The timely report criticized the Florence Crittenton Services center in Orange County for not documenting background checks on potential sponsors for an estimated four percent of the cases, or about 71 children, released in 2014 and 2015, the Office of the Inspector General (OIG) general found.

“As a result, children may have been at risk of being released to sponsors with significant criminal backgrounds, placing children in danger,” according to the audit report released Friday. (RELATED: AP Buries Immigrant Abuse During Obama Admin)

The new attention to the plight of children separated from their parents after being brought into the country illegally was sparked by President Donald Trump’s zero tolerance policy that seeks to apprehend, detain and charge all adults who violate immigration laws, but problems in child detention practices are far from new.

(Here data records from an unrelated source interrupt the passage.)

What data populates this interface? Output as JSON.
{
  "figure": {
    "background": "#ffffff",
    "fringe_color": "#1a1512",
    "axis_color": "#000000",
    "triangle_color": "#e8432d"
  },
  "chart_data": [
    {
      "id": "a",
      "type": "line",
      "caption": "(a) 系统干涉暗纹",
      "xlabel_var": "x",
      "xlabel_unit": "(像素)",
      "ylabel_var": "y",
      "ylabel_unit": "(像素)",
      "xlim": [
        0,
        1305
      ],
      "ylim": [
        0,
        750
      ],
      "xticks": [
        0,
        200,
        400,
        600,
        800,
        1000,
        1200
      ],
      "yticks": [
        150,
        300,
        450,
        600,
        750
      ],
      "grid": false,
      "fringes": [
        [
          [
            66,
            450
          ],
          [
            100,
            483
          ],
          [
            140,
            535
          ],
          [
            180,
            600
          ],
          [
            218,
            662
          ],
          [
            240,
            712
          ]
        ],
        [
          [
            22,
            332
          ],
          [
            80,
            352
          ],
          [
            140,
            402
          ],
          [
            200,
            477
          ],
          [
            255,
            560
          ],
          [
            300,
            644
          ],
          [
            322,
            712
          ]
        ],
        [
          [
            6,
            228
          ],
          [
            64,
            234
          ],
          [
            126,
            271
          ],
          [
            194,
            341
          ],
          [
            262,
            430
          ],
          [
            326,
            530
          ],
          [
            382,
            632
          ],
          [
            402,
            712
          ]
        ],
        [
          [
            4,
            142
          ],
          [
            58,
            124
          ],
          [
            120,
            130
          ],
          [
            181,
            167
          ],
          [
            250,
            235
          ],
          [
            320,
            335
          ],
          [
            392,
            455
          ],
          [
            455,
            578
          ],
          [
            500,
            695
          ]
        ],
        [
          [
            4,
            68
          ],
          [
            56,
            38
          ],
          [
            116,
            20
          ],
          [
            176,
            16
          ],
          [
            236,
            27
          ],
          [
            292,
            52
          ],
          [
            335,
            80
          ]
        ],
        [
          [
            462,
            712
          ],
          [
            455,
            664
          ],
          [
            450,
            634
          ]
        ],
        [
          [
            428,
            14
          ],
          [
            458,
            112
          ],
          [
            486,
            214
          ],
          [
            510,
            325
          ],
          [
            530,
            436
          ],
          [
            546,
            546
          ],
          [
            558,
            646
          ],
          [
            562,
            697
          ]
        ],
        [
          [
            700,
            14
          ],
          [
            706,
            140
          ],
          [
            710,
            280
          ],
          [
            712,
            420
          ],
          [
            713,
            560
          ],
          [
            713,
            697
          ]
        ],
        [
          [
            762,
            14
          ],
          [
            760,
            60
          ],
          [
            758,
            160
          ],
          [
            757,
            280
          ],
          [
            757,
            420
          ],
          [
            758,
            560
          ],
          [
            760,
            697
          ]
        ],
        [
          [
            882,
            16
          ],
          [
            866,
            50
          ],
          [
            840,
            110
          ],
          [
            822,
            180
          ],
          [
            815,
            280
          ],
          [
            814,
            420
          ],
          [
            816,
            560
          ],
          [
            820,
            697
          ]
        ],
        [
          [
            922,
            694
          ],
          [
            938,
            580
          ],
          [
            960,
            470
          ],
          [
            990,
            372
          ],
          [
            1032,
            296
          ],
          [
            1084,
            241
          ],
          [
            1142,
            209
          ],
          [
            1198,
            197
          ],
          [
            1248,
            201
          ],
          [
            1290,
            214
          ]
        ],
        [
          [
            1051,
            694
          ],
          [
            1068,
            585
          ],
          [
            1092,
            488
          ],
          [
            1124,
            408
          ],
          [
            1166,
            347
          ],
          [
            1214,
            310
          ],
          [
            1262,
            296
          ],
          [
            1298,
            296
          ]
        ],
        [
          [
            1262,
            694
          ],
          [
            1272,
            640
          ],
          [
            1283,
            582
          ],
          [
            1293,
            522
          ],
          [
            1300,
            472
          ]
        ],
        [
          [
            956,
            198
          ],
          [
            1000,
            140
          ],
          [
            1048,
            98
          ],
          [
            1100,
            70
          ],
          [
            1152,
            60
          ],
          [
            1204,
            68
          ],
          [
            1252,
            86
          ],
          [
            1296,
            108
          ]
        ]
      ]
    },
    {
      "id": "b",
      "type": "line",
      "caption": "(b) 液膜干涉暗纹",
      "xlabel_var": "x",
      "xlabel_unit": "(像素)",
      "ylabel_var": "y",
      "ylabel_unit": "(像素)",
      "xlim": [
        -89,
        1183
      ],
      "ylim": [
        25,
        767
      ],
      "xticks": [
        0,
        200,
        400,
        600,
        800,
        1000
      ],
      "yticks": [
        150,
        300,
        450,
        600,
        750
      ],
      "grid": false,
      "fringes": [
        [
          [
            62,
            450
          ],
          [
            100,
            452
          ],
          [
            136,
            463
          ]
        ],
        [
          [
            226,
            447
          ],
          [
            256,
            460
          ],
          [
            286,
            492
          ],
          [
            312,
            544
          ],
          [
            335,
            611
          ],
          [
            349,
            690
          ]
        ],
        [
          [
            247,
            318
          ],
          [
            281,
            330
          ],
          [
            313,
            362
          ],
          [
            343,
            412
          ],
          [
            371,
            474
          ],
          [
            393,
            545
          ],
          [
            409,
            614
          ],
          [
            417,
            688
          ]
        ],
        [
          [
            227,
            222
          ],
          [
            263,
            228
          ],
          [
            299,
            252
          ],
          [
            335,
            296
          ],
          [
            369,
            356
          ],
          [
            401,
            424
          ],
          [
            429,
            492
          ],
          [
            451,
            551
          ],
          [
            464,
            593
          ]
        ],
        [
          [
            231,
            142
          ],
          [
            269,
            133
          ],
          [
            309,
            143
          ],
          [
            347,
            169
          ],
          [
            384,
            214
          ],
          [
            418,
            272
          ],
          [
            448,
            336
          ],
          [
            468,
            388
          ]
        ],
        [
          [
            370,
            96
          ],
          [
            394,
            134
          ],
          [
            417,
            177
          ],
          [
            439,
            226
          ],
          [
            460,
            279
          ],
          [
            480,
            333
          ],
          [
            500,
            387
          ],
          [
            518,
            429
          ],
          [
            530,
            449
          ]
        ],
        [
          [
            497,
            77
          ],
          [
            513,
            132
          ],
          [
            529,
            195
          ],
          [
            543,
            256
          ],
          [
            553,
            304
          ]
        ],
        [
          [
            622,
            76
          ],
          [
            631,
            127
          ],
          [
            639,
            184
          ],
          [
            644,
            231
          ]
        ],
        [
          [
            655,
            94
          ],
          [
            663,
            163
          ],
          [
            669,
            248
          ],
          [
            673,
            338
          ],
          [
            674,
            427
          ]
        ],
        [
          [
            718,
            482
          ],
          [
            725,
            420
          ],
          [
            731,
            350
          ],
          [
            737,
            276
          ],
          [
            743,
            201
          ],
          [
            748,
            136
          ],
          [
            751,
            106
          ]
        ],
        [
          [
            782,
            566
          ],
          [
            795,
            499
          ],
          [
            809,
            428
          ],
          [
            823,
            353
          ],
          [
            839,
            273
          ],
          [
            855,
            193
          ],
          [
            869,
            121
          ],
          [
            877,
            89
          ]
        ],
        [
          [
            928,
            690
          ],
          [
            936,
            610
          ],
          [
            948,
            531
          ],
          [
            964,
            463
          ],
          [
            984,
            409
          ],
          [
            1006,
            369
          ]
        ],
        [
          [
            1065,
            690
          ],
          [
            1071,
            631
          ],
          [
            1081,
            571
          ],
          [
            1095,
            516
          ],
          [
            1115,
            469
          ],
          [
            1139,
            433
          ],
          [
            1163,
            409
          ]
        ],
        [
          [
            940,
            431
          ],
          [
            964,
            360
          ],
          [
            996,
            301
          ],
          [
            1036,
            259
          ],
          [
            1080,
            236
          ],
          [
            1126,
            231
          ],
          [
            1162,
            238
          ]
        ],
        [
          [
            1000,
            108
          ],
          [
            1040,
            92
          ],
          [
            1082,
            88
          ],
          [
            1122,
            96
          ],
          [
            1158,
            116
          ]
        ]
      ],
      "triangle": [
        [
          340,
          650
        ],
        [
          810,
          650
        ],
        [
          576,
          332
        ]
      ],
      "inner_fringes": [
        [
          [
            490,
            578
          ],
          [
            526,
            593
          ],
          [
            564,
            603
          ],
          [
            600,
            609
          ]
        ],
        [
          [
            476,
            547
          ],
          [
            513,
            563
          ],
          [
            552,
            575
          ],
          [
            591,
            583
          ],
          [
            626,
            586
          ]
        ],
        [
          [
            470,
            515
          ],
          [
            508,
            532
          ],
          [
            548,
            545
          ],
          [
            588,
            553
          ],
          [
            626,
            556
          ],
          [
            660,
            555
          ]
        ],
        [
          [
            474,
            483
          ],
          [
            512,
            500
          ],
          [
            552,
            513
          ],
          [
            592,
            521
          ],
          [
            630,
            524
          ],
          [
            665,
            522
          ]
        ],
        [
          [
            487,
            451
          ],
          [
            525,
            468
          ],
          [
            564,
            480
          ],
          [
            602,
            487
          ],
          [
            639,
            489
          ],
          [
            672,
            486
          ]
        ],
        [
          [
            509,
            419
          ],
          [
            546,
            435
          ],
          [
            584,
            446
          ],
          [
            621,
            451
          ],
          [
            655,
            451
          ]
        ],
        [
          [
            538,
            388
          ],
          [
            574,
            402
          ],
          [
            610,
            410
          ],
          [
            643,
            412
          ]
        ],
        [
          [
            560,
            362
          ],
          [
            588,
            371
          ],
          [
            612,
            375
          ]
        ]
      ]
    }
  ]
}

The Department of Health and Human Services (HHS) is legally bound to care for unaccompanied children and provide sponsor homes for them to live in. Usually sponsors are available relatives in the U.S. or a parent, but sometimes children are placed with nonprofit organizations who accept legal guardianship.

The number of children entering the program began to increase in 2012 and the Office of Refugee Resettlement (ORR) took in 13,000 children — compared to 7,000 and 8,000 children each year between 2005 and 2011. ORR facilities took in 24,668 children in 2013, and in 2014, often called the “surge” year, the government cared for 57,496 children.

The number of unaccompanied alien children needing HHS’ care dropped in 2015, but the funding increased to $3 billion that year for the care of unaccompanied alien children.

At the time of the surge, many Republicans blamed the influx of unaccompanied children on former President Barack Obama’s 2012 Deferred Action for Childhood Arrivals, which allowed children brought into the country illegally to stay when they came of age, and may have given parents the hope of amnesty for themselves and their children. Poverty and political unrest in countries like El Salvador, Honduras and Guatemala made living conditions so abysmal that many saw risking illegal border crossing into America as the only option.

The Fullerton facility had served more than 4,000 children between 2006 and 2015, but in fiscal years 2014 and 2015, it released 1,096 to sponsors. As a grantee of the ORR, Crittenton received $20.5 million in federal funds to care for the unaccompanied children.

Crittenton didn’t conduct all the required background checks for an estimated two percent of those cases, but it could be as high as six percent, as the IG audited only a sample of the cases.

Depending on the relationship between the sponsor and the child, the child care facilities must conduct certain types of background checks. Crittenton released two out of the 100 children in the cases the IG audited to homes without conducting the required child abuse and neglect survey. Children can be released if the home check is pending; however, Crittenton did not initiate the visits at the time of release.

For four of the children in the cases the IG audited, inspectors could not find any evidence that Crittenton conducted the required public records checks to vet sponsors before releasing the children. That could be a paperwork error, but there’s no way for the ORR to know whether the background check was conducted.

The IG found other documentation errors for an additional nine percent of the released children, all of which the care facility blamed on the immigration surge.

In its response to the IG, Crittenton CEO Joyce Capelle wrote that the “dramatic influx overwhelmed ORR systems and that of its contract providers.”

“Procedures changed continuously, in an effort to effective manage such a dramatic increase in case load without a concomitant infusion of resources,” Capelle said in the March 19 letter to the IG, thanking the inspectors for their work. “A similar audit in calmer times would likely yield a better result. However, the audit period was one of crisis management and I am proud of the work we did under these trying circumstances. All that said, there are weaknesses in our systems that you have identified.”

Crittenton did not immediately respond to The Daily Caller News Foundation’s request for comment Friday.